Aller au contenu

Page:Bremer - La vie de famille dans le Nouveau-Monde vol 3.djvu/268

La bibliothèque libre.
Le texte de cette page a été corrigé et est conforme au fac-similé.
260
LA VIE DE FAMILLE

Le Magnolia, 17 mai.

Il est rare, je crois, de recevoir une lettre écrite à bord d’un bateau à vapeur établi dans un pré. C’est cependant d’un navire placé de la sorte que je t’écris aujourd’hui. Le temps qu’il passera, ainsi que les voyageurs, dans cette position dépendra de—la lune et de l’amour de l’humanité ; mais nous avons des raisons de nous méfier de l’une et de l’autre dans ce moment.

Le premier jour de notre voyage a été des plus gais, et les femmes de notre société furent très-enjouées entre elles.

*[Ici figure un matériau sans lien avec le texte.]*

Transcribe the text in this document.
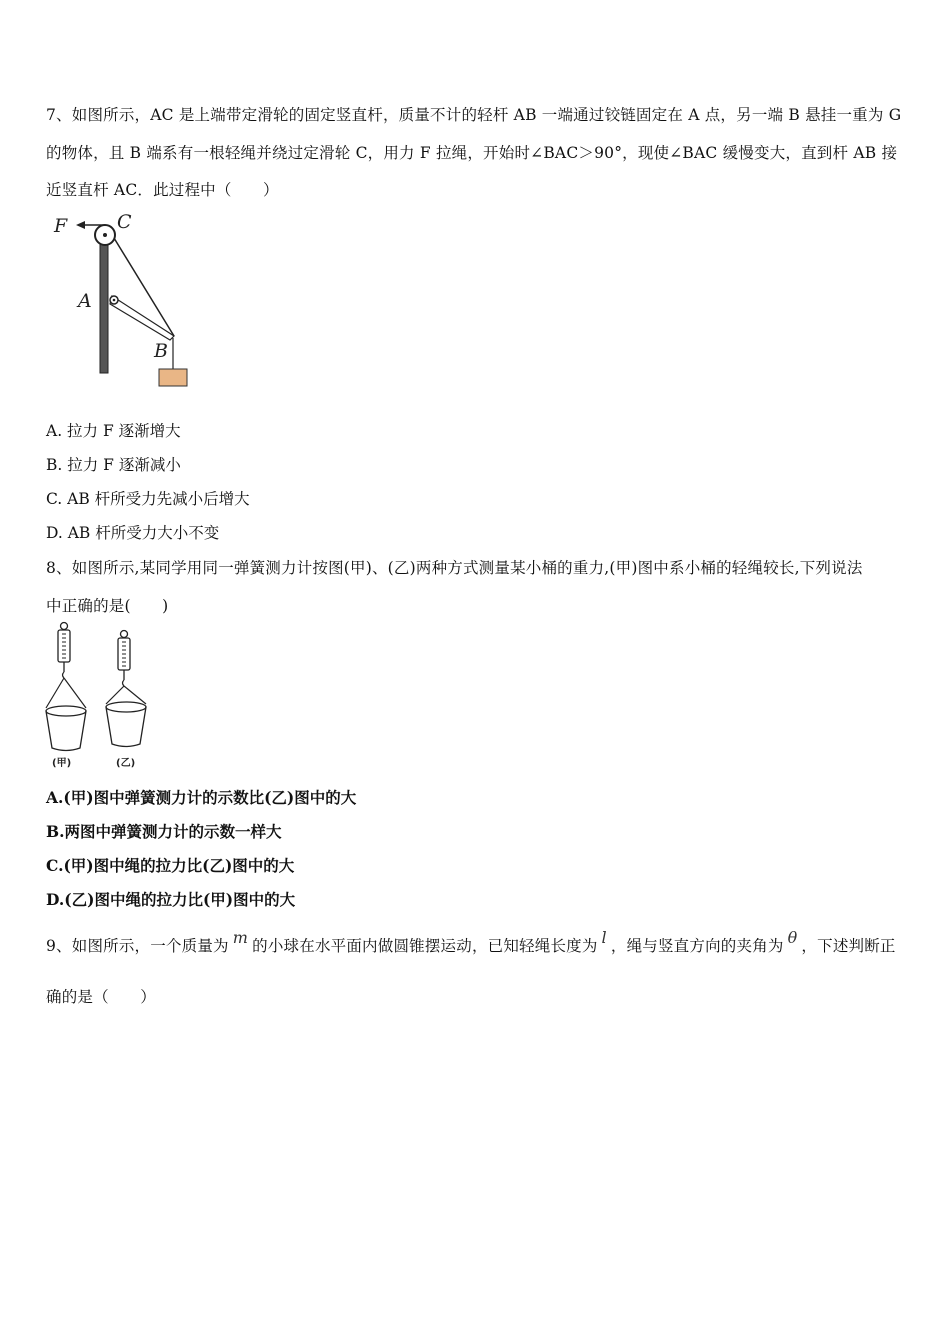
7、如图所示，AC 是上端带定滑轮的固定竖直杆，质量不计的轻杆 AB 一端通过铰链固定在 A 点，另一端 B 悬挂一重为 G
的物体，且 B 端系有一根轻绳并绕过定滑轮 C，用力 F 拉绳，开始时∠BAC＞90°，现使∠BAC 缓慢变大，直到杆 AB 接
近竖直杆 AC．此过程中（　　）
F	C
A
B
A. 拉力 F 逐渐增大
B. 拉力 F 逐渐减小
C. AB 杆所受力先减小后增大
D. AB 杆所受力大小不变
8、如图所示,某同学用同一弹簧测力计按图(甲)、(乙)两种方式测量某小桶的重力,(甲)图中系小桶的轻绳较长,下列说法
中正确的是(　　)
(甲)	(乙)
A.(甲)图中弹簧测力计的示数比(乙)图中的大
B.两图中弹簧测力计的示数一样大
C.(甲)图中绳的拉力比(乙)图中的大
D.(乙)图中绳的拉力比(甲)图中的大
9、如图所示，一个质量为 m 的小球在水平面内做圆锥摆运动，已知轻绳长度为 l ，绳与竖直方向的夹角为 θ ，下述判断正
确的是（　　）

Mademoiselle Mac Intosh, tirée de son entourage affligé, est florissante de vie, d’esprit, ce que son visage classique et sérieux ne m’avait pas fait supposer en elle. Madame Howland a toujours une gaieté calme et bienveillante sous la main. Toutes deux excitent mademoiselle Dix à une querelle amicale. Nous avons à bord une dame amie de l’humanité, aimant à diriger, à gouverner ; elle veut nous donner des conseils, et fait de grandes maisons avec des brins de paille ; mais nous prenons tout cela avec légèreté et gaiement. Notre joli petit bateau s’élance en zigzag entre les terrains marécageux, et cherche le filet d’eau qu’il doit suivre parmi la foule de ceux qui se présentent à lui ; je n’ai pu m’empêcher d’admirer l’adresse et le courage avec lesquels il se tirait de ces embarras, tout en trouvant qu’il aimait trop la terre, car nous heurtions souvent contre les rives entre lesquelles nous passions. Mais il faut convenir que ces canaux étaient souvent fort étroits.

« Voilà une belle soirée, Mame, dit le pilote noir avec une bonne expression en s’adressant à l’une des femmes de notre compagnie.